Doctors have an important role to play in supporting mothers who want to breastfeed.
A continuing theme of the WBTi UK work is improving medical training in infant feeding such that all, not just some, doctors have sufficient knowledge and understanding of breastfeeding to protect the decisions of mothers who want to breastfeed. Enabling more mothers to continue breastfeeding would improve infant and maternal health, reduce NHS costs (Renfrew et al) and reduce the number of GP appointments (Pokhrel et al, 2015).
On 16 January WBTi UK held an evening event at the Burfoot Court room at Guy’s Hospital on this topic to celebrate the third anniversary of the launch of our report. The event was well-attended with a mixture of doctors, breastfeeding supporters and other professionals. There were several presentations and a display of relevant resources. Bringing the resources together made it obvious that actually there are plenty available. For example, there are the Baby Friendly learning outcomes for different professions, my free book Supporting Mothers Who Breastfeed: A Guide for Trainee and Qualified Doctors, on the WBTi website, particularly aimed at medical trainees, and the e-learning for Healthcare modules for educating and training the health and social care workforce. There is a great deal of information on the GP Infant Feeding Network (GPIFN) and Hospital Infant Feeding Network (HIFN) websites and the new book edited by Amy Brown and Wendy Jones, A guide to supporting breastfeeding for the medical profession, with chapters by different specialists, is practical and comprehensive; all royalties from sales of their book will go to the Human Milk Foundation. Sources of information on prescribing include the UKDILAS website (UK Drugs in Lactation Advisory Service) and the Breastfeeding Network website information and Breastmilk Information Service.
To access the full list of resources see our next blog.
In the first presentation at the event, Clare Meynell and Helen Gray briefly explained a WBTi assessment and some of the report findings, but also mentioned progress made in the past 3 years. This includes the requirement in the NHS Long-Term Plan for all maternity services to achieve Baby Friendly status, and local Maternity systems in England asked to produce a breastfeeding strategy as part of the implementation of Better Births and the National Maternity Transformation Programme (which are now aligned)
Georgie BHS and Dani Phillipson from the Parenting Science Gang, which runs citizens’ science projects using mothers to collect evidence, spoke next. They described the breastfeeding and healthcare experiences project (inspired in part by the WBTi findings on health professional training) with its subsidiary small project of 8 interviews looking at healthcare professionals’ own experiences of breastfeeding on their professional practice. From the themes identified, PSG has produced MILK cards to guide health professionals:
- Mothers’ voices matter
- Investigate common issues, but also
- Look for underlying causes§
- Know where to find information
GP Dr. Terri Lovis (seen in banner photo above) described how the GP Infant Feeding Network (GPIFN), initiated by Dr. Louise Santhanam, was set up as a pharma free network to improve the quality of support in infant feeding with the work provided voluntarily. The website is a comprehensive educational resource for primary care and there is partnership with the Hospital Infant Feeding Network (HIFN). Additional achievements include working collaboratively with IMAP (International Milk Allergy in Primary Care Guidelines) to produce the 2019 version and bidding successfully with PHE and Surrey Heartlands to train Infant Feeding champions across Surrey (as Norwich already does).
The fascinating keynote presentation was by Dr. Natalie Shenker on Doctors and Breastmilk, and included the initiation of the Human Milk Foundation in 2017 and the work of the Hearts Milk Bank, which she co-founded with Gillian Weaver. The Milk Bank is involved in research as well as providing pasteurised donor milk.
The challenge is how to enable all medical students, trainees and qualified doctors to acquire an adequate minimum standard in infant feeding knowledge and skills. Yes, there is a huge amount that they need to know in total but being breastfed as an infant can make such a difference to the health of baby and mother (not to mention the environmental sustainability of breastfeeding!) that it is crucial to include.
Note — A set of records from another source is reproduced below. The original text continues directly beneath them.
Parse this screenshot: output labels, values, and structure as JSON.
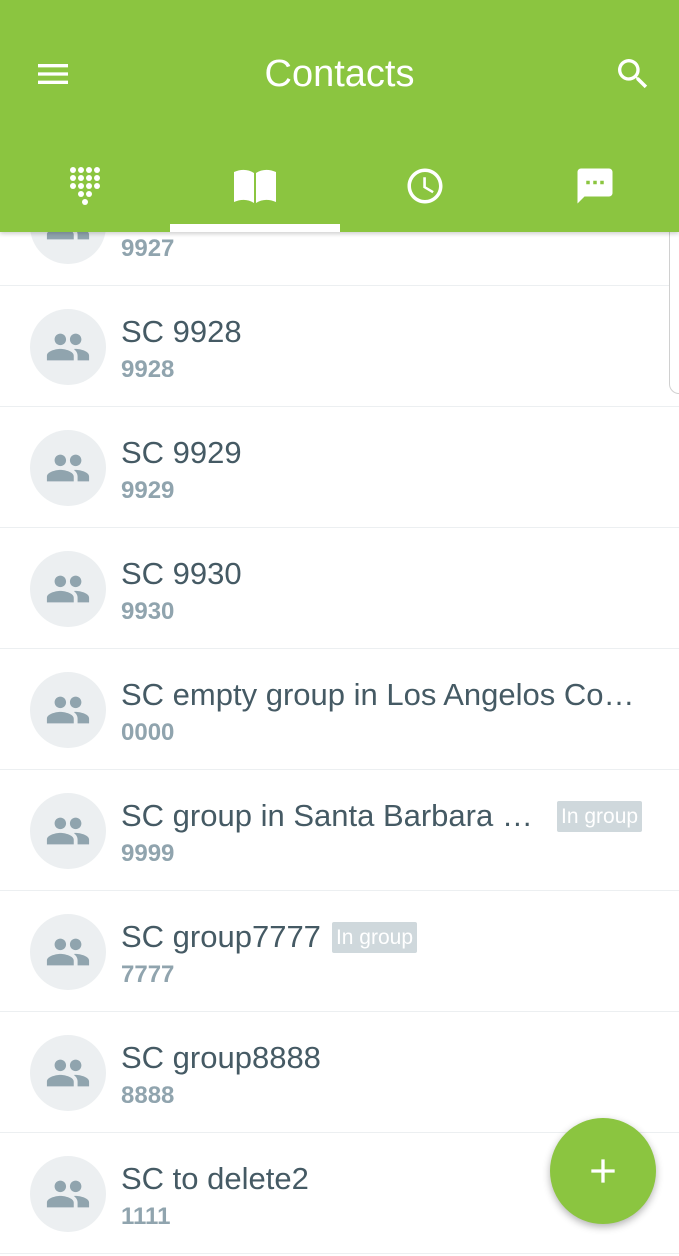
{
  "header": {
    "title": "Contacts",
    "color": "#8bc540",
    "menu_icon": "menu-icon",
    "search_icon": "search-icon"
  },
  "tabs": [
    {
      "icon": "dialpad-icon",
      "selected": false
    },
    {
      "icon": "contacts-book-icon",
      "selected": true
    },
    {
      "icon": "recent-clock-icon",
      "selected": false
    },
    {
      "icon": "chat-icon",
      "selected": false
    }
  ],
  "contacts": [
    {
      "name": "",
      "number": "9927"
    },
    {
      "name": "SC 9928",
      "number": "9928"
    },
    {
      "name": "SC 9929",
      "number": "9929"
    },
    {
      "name": "SC 9930",
      "number": "9930"
    },
    {
      "name": "SC empty group in Los Angelos County",
      "number": "0000"
    },
    {
      "name": "SC group in Santa Barbara County",
      "number": "9999",
      "badge": "In group"
    },
    {
      "name": "SC group7777",
      "number": "7777",
      "badge": "In group"
    },
    {
      "name": "SC group8888",
      "number": "8888"
    },
    {
      "name": "SC to delete2",
      "number": "1111"
    }
  ],
  "fab": {
    "icon": "add-icon"
  }
}
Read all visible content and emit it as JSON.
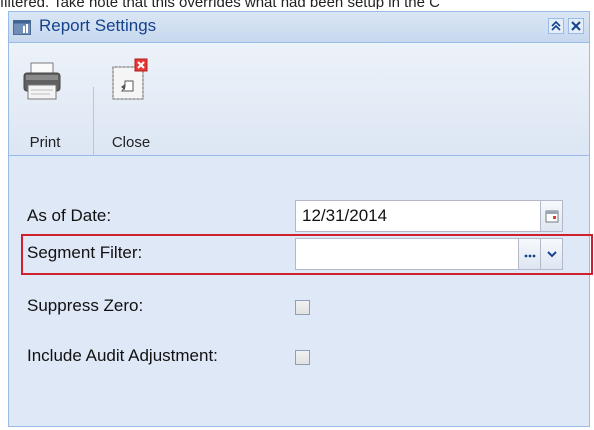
{
  "caption": "filtered. Take note that this overrides what had been setup in the C",
  "window": {
    "title": "Report Settings"
  },
  "toolbar": {
    "print_label": "Print",
    "close_label": "Close"
  },
  "fields": {
    "as_of_date": {
      "label": "As of Date:",
      "value": "12/31/2014"
    },
    "segment_filter": {
      "label": "Segment Filter:",
      "value": "",
      "ellipsis": "..."
    },
    "suppress_zero": {
      "label": "Suppress Zero:",
      "checked": false
    },
    "include_audit_adjustment": {
      "label": "Include Audit Adjustment:",
      "checked": false
    }
  },
  "icons": {
    "window": "report-window-icon",
    "collapse": "double-chevron-up-icon",
    "close": "close-x-icon",
    "print": "printer-icon",
    "close_tool": "close-document-icon",
    "calendar": "calendar-icon",
    "ellipsis": "ellipsis-icon",
    "dropdown": "chevron-down-icon"
  },
  "colors": {
    "accent": "#15428b",
    "highlight": "#d0202b",
    "panel_bg": "#dfe8f6"
  }
}
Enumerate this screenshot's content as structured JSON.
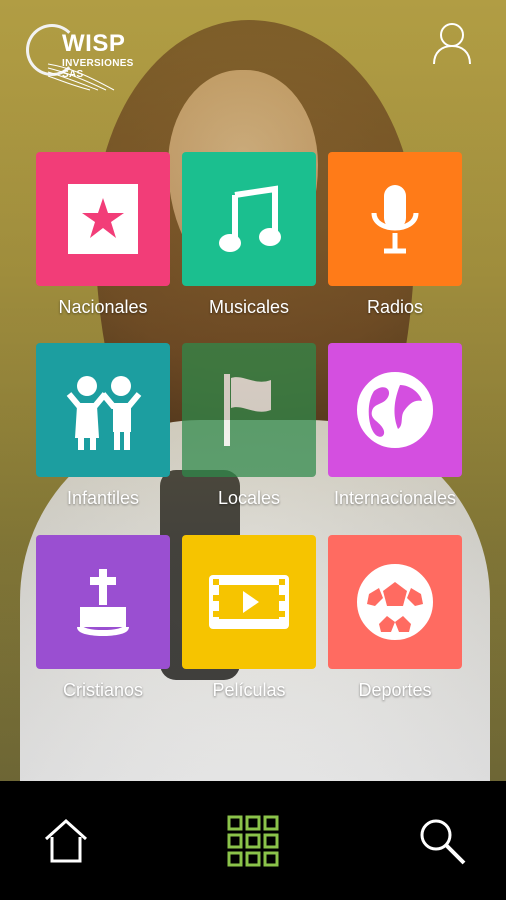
{
  "brand": {
    "logo_main": "WISP",
    "logo_sub": "INVERSIONES SAS"
  },
  "categories": [
    {
      "label": "Nacionales",
      "color": "#f23d78",
      "icon": "star-icon"
    },
    {
      "label": "Musicales",
      "color": "#1bbf8f",
      "icon": "music-note-icon"
    },
    {
      "label": "Radios",
      "color": "#ff7b18",
      "icon": "microphone-icon"
    },
    {
      "label": "Infantiles",
      "color": "#1c9ea0",
      "icon": "children-icon"
    },
    {
      "label": "Locales",
      "color": "#2f8a4b",
      "icon": "flag-icon"
    },
    {
      "label": "Internacionales",
      "color": "#d44fe0",
      "icon": "globe-icon"
    },
    {
      "label": "Cristianos",
      "color": "#9a4fd1",
      "icon": "cross-bible-icon"
    },
    {
      "label": "Películas",
      "color": "#f6c400",
      "icon": "film-icon"
    },
    {
      "label": "Deportes",
      "color": "#ff6b61",
      "icon": "soccer-ball-icon"
    }
  ],
  "nav": {
    "home_icon": "home-icon",
    "grid_icon": "grid-icon",
    "search_icon": "search-icon",
    "active_color": "#8bc34a"
  }
}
Some examples of what is already being done to help achieve this:
- Imperial College Medical School is running a programme in which medical students are allocated to follow a mother from the end of pregnancy until the child is 3 years old.
- Norwich CCG has a GP Champion in Infant Feeding scheme, which Surrey Heartlands is also rolling out, in which the champion receives training and disseminates the learning throughout the practice.
Imagine if all medical schools ran such a programme and all GP practices had a breastfeeding champion!